Margaret Dueck (centre), and her family walk a difficult journey as Margaret lives with the devastating effects of an incurable disease. Photo courtesy Lorna Dueck.

Pressing on to choose life over death

"We wait for God to take our life from us"

There is still much to be decided following the Supreme Court of Canada’s February 6 ruling striking down the ban on doctor-assisted suicide for suffering and “irremediable” patients.

The decision gives Parliament one year to create a new legislation that recognizes the right of consenting adults to end their lives via doctor-assisted suicide. The unanimous ruling prompted responses of joy and sadness on both sides of the debate.

Margaret Somerville, founding director at the McGill Centre for Medicine, Ethics and Law, says the Court’s decision is a seismic shift in one of Canada’s most important foundational values—the respect for human life.

“This is not an incremental change and a small extension of already ethically and legally accepted medical interventions, as the Supreme Court indicates it is,” Somerville says. “I believe that future generations will look back on this decision, in the light of its future consequences, as the most important, harmful and regrettable ethical, legal and public policy decisions of the 21st century.”

Somerville maintains religion plays a role in why she believes the Court’s decision is a mistake.

“Without religion it is very difficult to find any meaning in suffering and that means suffering people cannot find any meaning in life, so there’s no point in going on living,” Somerville says.

Lorna Dueck and her family have had experience wrestling with questions of ethics and suffering.

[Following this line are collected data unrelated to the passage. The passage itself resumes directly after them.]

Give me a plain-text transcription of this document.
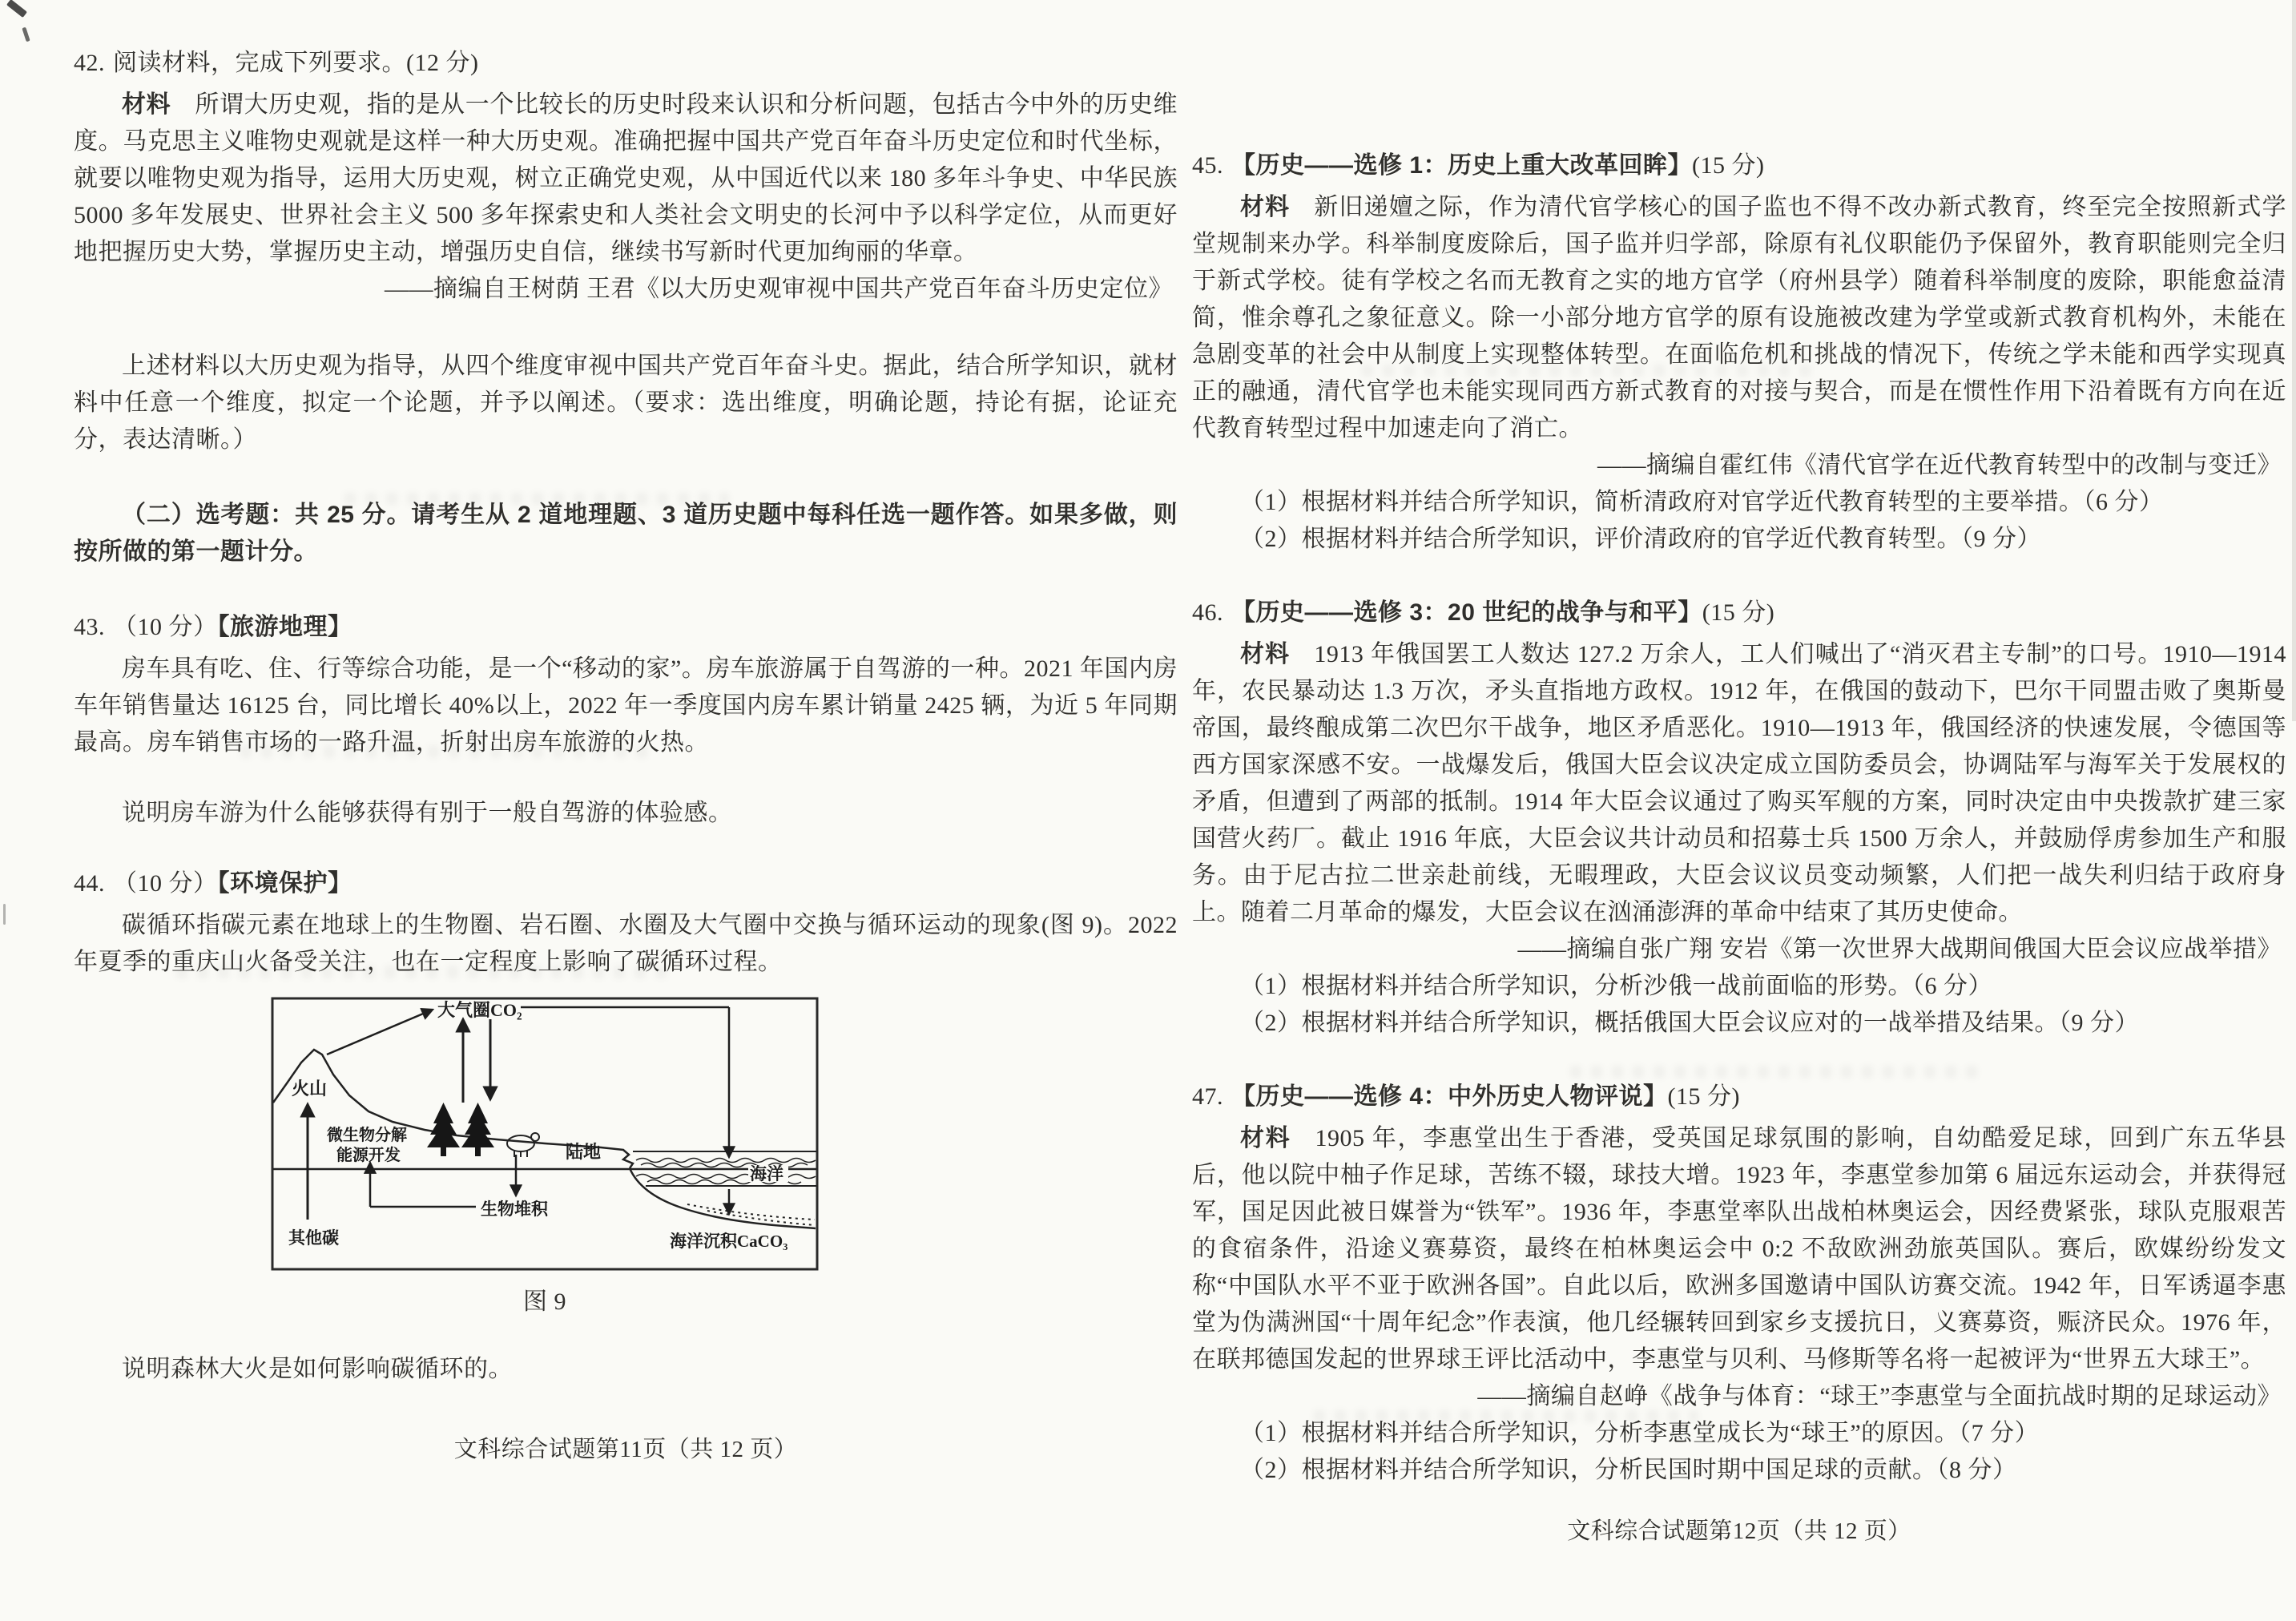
42. 阅读材料，完成下列要求。(12 分)

材料 所谓大历史观，指的是从一个比较长的历史时段来认识和分析问题，包括古今中外的历史维度。马克思主义唯物史观就是这样一种大历史观。准确把握中国共产党百年奋斗历史定位和时代坐标，就要以唯物史观为指导，运用大历史观，树立正确党史观，从中国近代以来 180 多年斗争史、中华民族 5000 多年发展史、世界社会主义 500 多年探索史和人类社会文明史的长河中予以科学定位，从而更好地把握历史大势，掌握历史主动，增强历史自信，继续书写新时代更加绚丽的华章。

——摘编自王树荫 王君《以大历史观审视中国共产党百年奋斗历史定位》

上述材料以大历史观为指导，从四个维度审视中国共产党百年奋斗史。据此，结合所学知识，就材料中任意一个维度，拟定一个论题，并予以阐述。（要求：选出维度，明确论题，持论有据，论证充分，表达清晰。）

（二）选考题：共 25 分。请考生从 2 道地理题、3 道历史题中每科任选一题作答。如果多做，则按所做的第一题计分。

43. （10 分）【旅游地理】

房车具有吃、住、行等综合功能，是一个“移动的家”。房车旅游属于自驾游的一种。2021 年国内房车年销售量达 16125 台，同比增长 40%以上，2022 年一季度国内房车累计销量 2425 辆，为近 5 年同期最高。房车销售市场的一路升温，折射出房车旅游的火热。

说明房车游为什么能够获得有别于一般自驾游的体验感。

44. （10 分）【环境保护】

碳循环指碳元素在地球上的生物圈、岩石圈、水圈及大气圈中交换与循环运动的现象(图 9)。2022 年夏季的重庆山火备受关注，也在一定程度上影响了碳循环过程。

大气圈CO₂
火山
微生物分解
能源开发
生物堆积
陆地
海洋
海洋沉积CaCO₃
其他碳

图 9

说明森林大火是如何影响碳循环的。

文科综合试题第11页（共 12 页）

45. 【历史——选修 1：历史上重大改革回眸】(15 分)

材料 新旧递嬗之际，作为清代官学核心的国子监也不得不改办新式教育，终至完全按照新式学堂规制来办学。科举制度废除后，国子监并归学部，除原有礼仪职能仍予保留外，教育职能则完全归于新式学校。徒有学校之名而无教育之实的地方官学（府州县学）随着科举制度的废除，职能愈益清简，惟余尊孔之象征意义。除一小部分地方官学的原有设施被改建为学堂或新式教育机构外，未能在急剧变革的社会中从制度上实现整体转型。在面临危机和挑战的情况下，传统之学未能和西学实现真正的融通，清代官学也未能实现同西方新式教育的对接与契合，而是在惯性作用下沿着既有方向在近代教育转型过程中加速走向了消亡。

——摘编自霍红伟《清代官学在近代教育转型中的改制与变迁》

（1）根据材料并结合所学知识，简析清政府对官学近代教育转型的主要举措。（6 分）

（2）根据材料并结合所学知识，评价清政府的官学近代教育转型。（9 分）

46. 【历史——选修 3：20 世纪的战争与和平】(15 分)

材料 1913 年俄国罢工人数达 127.2 万余人，工人们喊出了“消灭君主专制”的口号。1910—1914 年，农民暴动达 1.3 万次，矛头直指地方政权。1912 年，在俄国的鼓动下，巴尔干同盟击败了奥斯曼帝国，最终酿成第二次巴尔干战争，地区矛盾恶化。1910—1913 年，俄国经济的快速发展，令德国等西方国家深感不安。一战爆发后，俄国大臣会议决定成立国防委员会，协调陆军与海军关于发展权的矛盾，但遭到了两部的抵制。1914 年大臣会议通过了购买军舰的方案，同时决定由中央拨款扩建三家国营火药厂。截止 1916 年底，大臣会议共计动员和招募士兵 1500 万余人，并鼓励俘虏参加生产和服务。由于尼古拉二世亲赴前线，无暇理政，大臣会议议员变动频繁，人们把一战失利归结于政府身上。随着二月革命的爆发，大臣会议在汹涌澎湃的革命中结束了其历史使命。

——摘编自张广翔 安岩《第一次世界大战期间俄国大臣会议应战举措》

（1）根据材料并结合所学知识，分析沙俄一战前面临的形势。（6 分）

（2）根据材料并结合所学知识，概括俄国大臣会议应对的一战举措及结果。（9 分）

47. 【历史——选修 4：中外历史人物评说】(15 分)

材料 1905 年，李惠堂出生于香港，受英国足球氛围的影响，自幼酷爱足球，回到广东五华县后，他以院中柚子作足球，苦练不辍，球技大增。1923 年，李惠堂参加第 6 届远东运动会，并获得冠军，国足因此被日媒誉为“铁军”。1936 年，李惠堂率队出战柏林奥运会，因经费紧张，球队克服艰苦的食宿条件，沿途义赛募资，最终在柏林奥运会中 0:2 不敌欧洲劲旅英国队。赛后，欧媒纷纷发文称“中国队水平不亚于欧洲各国”。自此以后，欧洲多国邀请中国队访赛交流。1942 年，日军诱逼李惠堂为伪满洲国“十周年纪念”作表演，他几经辗转回到家乡支援抗日，义赛募资，赈济民众。1976 年，在联邦德国发起的世界球王评比活动中，李惠堂与贝利、马修斯等名将一起被评为“世界五大球王”。

——摘编自赵峥《战争与体育：“球王”李惠堂与全面抗战时期的足球运动》

（1）根据材料并结合所学知识，分析李惠堂成长为“球王”的原因。（7 分）

（2）根据材料并结合所学知识，分析民国时期中国足球的贡献。（8 分）

文科综合试题第12页（共 12 页）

Dueck’s sister-in-law, Margaret, suffers from Multiple Systems Atrophy, the same condition that afflicted Susan Griffiths, a 72-year-old Winnipeg woman who went to Switzerland to die by doctor-assisted-suicide.

“Marg is a deeply private woman, but as she grew weaker with her incurable disease, she grew distressed at all the stories in the media that were pro-suicide for people like her,” Dueck says. “She wanted people to see that God is good even in suffering.”

In an interview done through a combination of an iPad and Margaret’s husband’s translation, Margaret says, “Ben [her husband] and my kids’ love for me will help me face tomorrow... we love each other and we put our trust in God who has made us.”

Dueck, the executive producer and host of “Context with Lorna Dueck,” a faith-based current affairs program, says her sister-in-law’s disease not only brought their family together, but encouraged the need to see the beauty of what is intrinsically true; that it is better to love and serve through suffering than to die.

Dueck is concerned about what impact this ruling will have on how people view medicine in Canada.

“Never before have we expected doctors, and nurses, to kill upon request,” Dueck says. “Imagine looking at your schedule for the day and seeing ‘4 p.m., kill Mrs. Smith.’ There is no profession in our land that has ever faced such work and I think psychologically we are putting unrealistic stress on our medical profession.”

Dueck says Christians should be following Jesus’ example. “Christ said, ‘Father, into your hands I commit my spirit,’” says Dueck, “and this following the anguished request of ‘if you are willing, take this cup from me; yet not my will, but yours be done.’

“This has been our model for why we do not take our own lives; we wait for God to take our life from us.”